- Born: Robert Young United Kingdom
- Occupation: Broadcaster
- Years active: 2002–present
- Known for: Being a presenter of business programmes on radio in the United Kingdom and the United States
- Awards: Africa Business Reporting Award

= Rob Young (broadcaster) =

British news presenter

Rob Young is a British presenter of Newsday on the BBC World Service and business programmes on radio in the United Kingdom and the United States. He is currently on the BBC World Service and The Today Programme in the UK, and Marketplace in the US.

== Career ==
Young has been a broadcaster since 2002. Young used to regularly present the business news on The Today Programme on BBC Radio 4 at 06.15 and 07.15 UK Time, interviewing chief executives from the UK's FTSE 100 Index and Foreign Trade Ministers. Young was commissioned by Prince Harry to produce a radio report assessing the link between mental and economic productivity, when the prince was editing Today on 27 December 2017.

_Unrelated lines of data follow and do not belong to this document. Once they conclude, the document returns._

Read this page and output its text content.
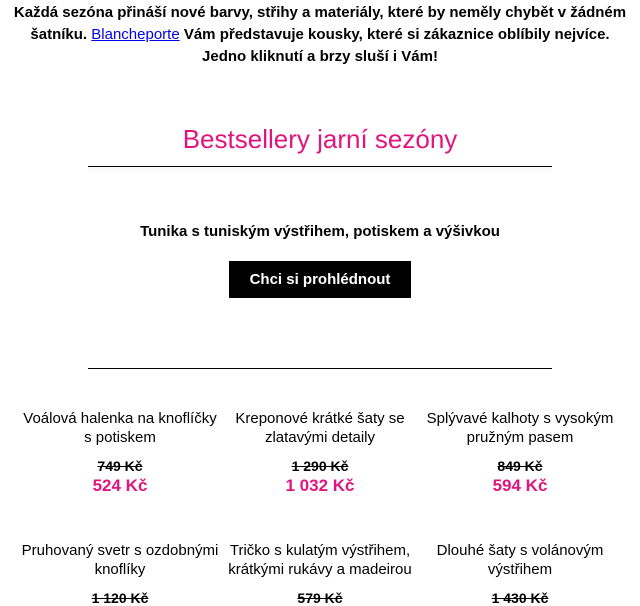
Každá sezóna přináší nové barvy, střihy a materiály, které by neměly chybět v žádném
šatníku. Blancheporte Vám představuje kousky, které si zákaznice oblíbily nejvíce.
Jedno kliknutí a brzy sluší i Vám!
Bestsellery jarní sezóny
Tunika s tuniským výstřihem, potiskem a výšivkou
Chci si prohlédnout
Voálová halenka na knoflíčky s potiskem
749 Kč
524 Kč
Kreponové krátké šaty se zlatavými detaily
1 290 Kč
1 032 Kč
Splývavé kalhoty s vysokým pružným pasem
849 Kč
594 Kč
Pruhovaný svetr s ozdobnými knoflíky
1 120 Kč
Tričko s kulatým výstřihem, krátkými rukávy a madeirou
579 Kč
Dlouhé šaty s volánovým výstřihem
1 430 Kč
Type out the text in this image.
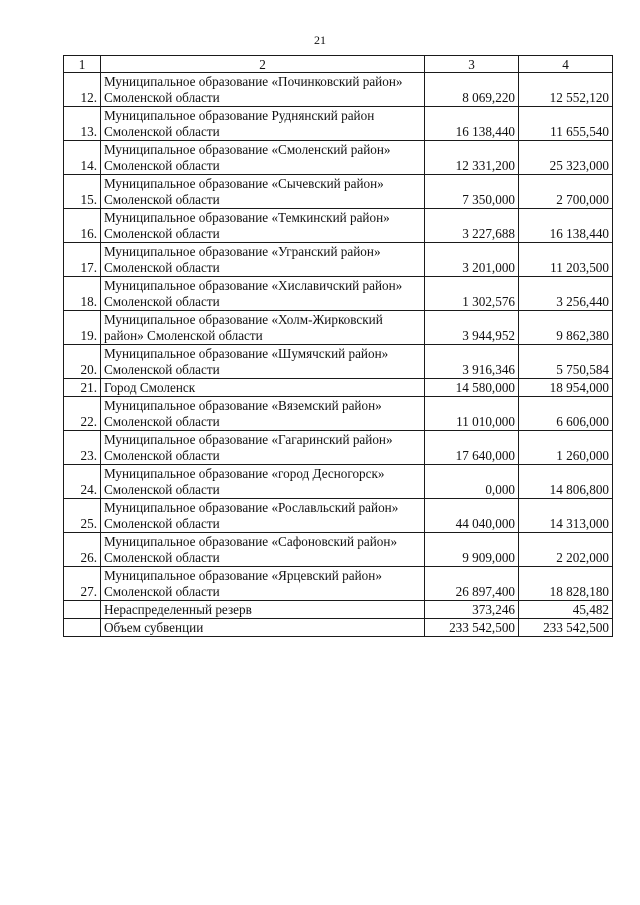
21
1	2	3	4
12.	Муниципальное образование «Починковский район» Смоленской области	8 069,220	12 552,120
13.	Муниципальное образование Руднянский район Смоленской области	16 138,440	11 655,540
14.	Муниципальное образование «Смоленский район» Смоленской области	12 331,200	25 323,000
15.	Муниципальное образование «Сычевский район» Смоленской области	7 350,000	2 700,000
16.	Муниципальное образование «Темкинский район» Смоленской области	3 227,688	16 138,440
17.	Муниципальное образование «Угранский район» Смоленской области	3 201,000	11 203,500
18.	Муниципальное образование «Хиславичский район» Смоленской области	1 302,576	3 256,440
19.	Муниципальное образование «Холм-Жирковский район» Смоленской области	3 944,952	9 862,380
20.	Муниципальное образование «Шумячский район» Смоленской области	3 916,346	5 750,584
21.	Город Смоленск	14 580,000	18 954,000
22.	Муниципальное образование «Вяземский район» Смоленской области	11 010,000	6 606,000
23.	Муниципальное образование «Гагаринский район» Смоленской области	17 640,000	1 260,000
24.	Муниципальное образование «город Десногорск» Смоленской области	0,000	14 806,800
25.	Муниципальное образование «Рославльский район» Смоленской области	44 040,000	14 313,000
26.	Муниципальное образование «Сафоновский район» Смоленской области	9 909,000	2 202,000
27.	Муниципальное образование «Ярцевский район» Смоленской области	26 897,400	18 828,180
	Нераспределенный резерв	373,246	45,482
	Объем субвенции	233 542,500	233 542,500
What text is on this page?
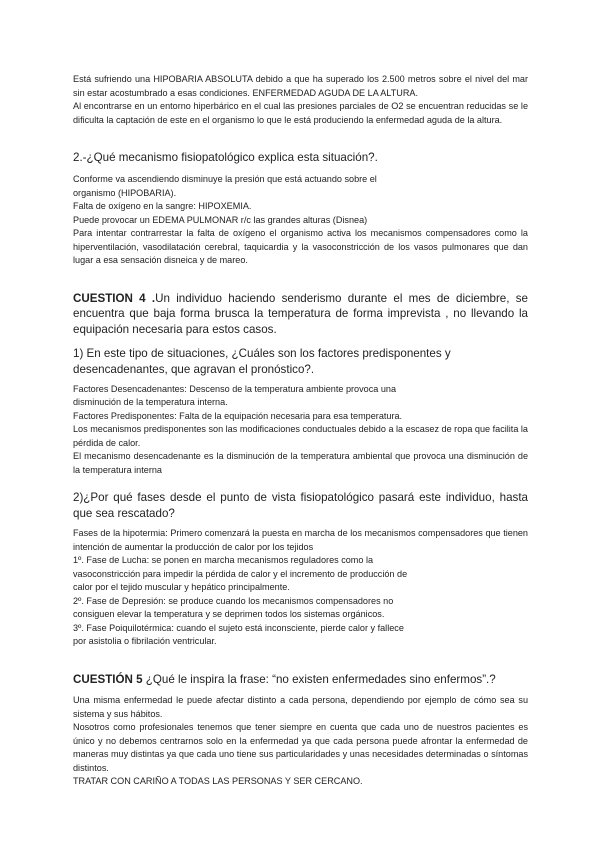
Está sufriendo una HIPOBARIA ABSOLUTA debido a que ha superado los 2.500 metros sobre el nivel del mar sin estar acostumbrado a esas condiciones. ENFERMEDAD AGUDA DE LA ALTURA.

Al encontrarse en un entorno hiperbárico en el cual las presiones parciales de O2 se encuentran reducidas se le dificulta la captación de este en el organismo lo que le está produciendo la enfermedad aguda de la altura.

2.-¿Qué mecanismo fisiopatológico explica esta situación?.

Conforme va ascendiendo disminuye la presión que está actuando sobre el

organismo (HIPOBARIA).

Falta de oxígeno en la sangre: HIPOXEMIA.

Puede provocar un EDEMA PULMONAR r/c las grandes alturas (Disnea)

Para intentar contrarrestar la falta de oxígeno el organismo activa los mecanismos compensadores como la hiperventilación, vasodilatación cerebral, taquicardia y la vasoconstricción de los vasos pulmonares que dan lugar a esa sensación disneica y de mareo.

CUESTION 4 .Un individuo haciendo senderismo durante el mes de diciembre, se encuentra que baja forma brusca la temperatura de forma imprevista , no llevando la equipación necesaria para estos casos.

1) En este tipo de situaciones, ¿Cuáles son los factores predisponentes y desencadenantes, que agravan el pronóstico?.

Factores Desencadenantes: Descenso de la temperatura ambiente provoca una

disminución de la temperatura interna.

Factores Predisponentes: Falta de la equipación necesaria para esa temperatura.

Los mecanismos predisponentes son las modificaciones conductuales debido a la escasez de ropa que facilita la pérdida de calor.

El mecanismo desencadenante es la disminución de la temperatura ambiental que provoca una disminución de la temperatura interna

2)¿Por qué fases desde el punto de vista fisiopatológico pasará este individuo, hasta que sea rescatado?

Fases de la hipotermia: Primero comenzará la puesta en marcha de los mecanismos compensadores que tienen intención de aumentar la producción de calor por los tejidos

1º. Fase de Lucha: se ponen en marcha mecanismos reguladores como la

vasoconstricción para impedir la pérdida de calor y el incremento de producción de

calor por el tejido muscular y hepático principalmente.

2º. Fase de Depresión: se produce cuando los mecanismos compensadores no

consiguen elevar la temperatura y se deprimen todos los sistemas orgánicos.

3º. Fase Poiquilotérmica: cuando el sujeto está inconsciente, pierde calor y fallece

por asistolia o fibrilación ventricular.

CUESTIÓN 5 ¿Qué le inspira la frase: “no existen enfermedades sino enfermos”.?

Una misma enfermedad le puede afectar distinto a cada persona, dependiendo por ejemplo de cómo sea su sistema y sus hábitos.

Nosotros como profesionales tenemos que tener siempre en cuenta que cada uno de nuestros pacientes es único y no debemos centrarnos solo en la enfermedad ya que cada persona puede afrontar la enfermedad de maneras muy distintas ya que cada uno tiene sus particularidades y unas necesidades determinadas o síntomas distintos.

TRATAR CON CARIÑO A TODAS LAS PERSONAS Y SER CERCANO.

On BBC World Service radio, Young presents Newsday, World Business Report and Business Matters. Young regularly presents 'Marketplace Morning Report from the BBC World Service' on Marketplace on US Public Radio, which is broadcast at 05.50 Eastern Time Zone. He is also a relief presenter of Newshour on the BBC World Service.

Young has reported around the world, covering the European debt crisis, the Arab Spring's economic roots and the rise of the economies of China and Africa. Young at one time presented BBC Radio 5 Live and its Wake Up to Money programme. Young's coverage of business matters around the world has been referenced by authors, financial experts and publications. In 2018 Young wrote a guest blog for the education project New Writing South called "how not to be a writer".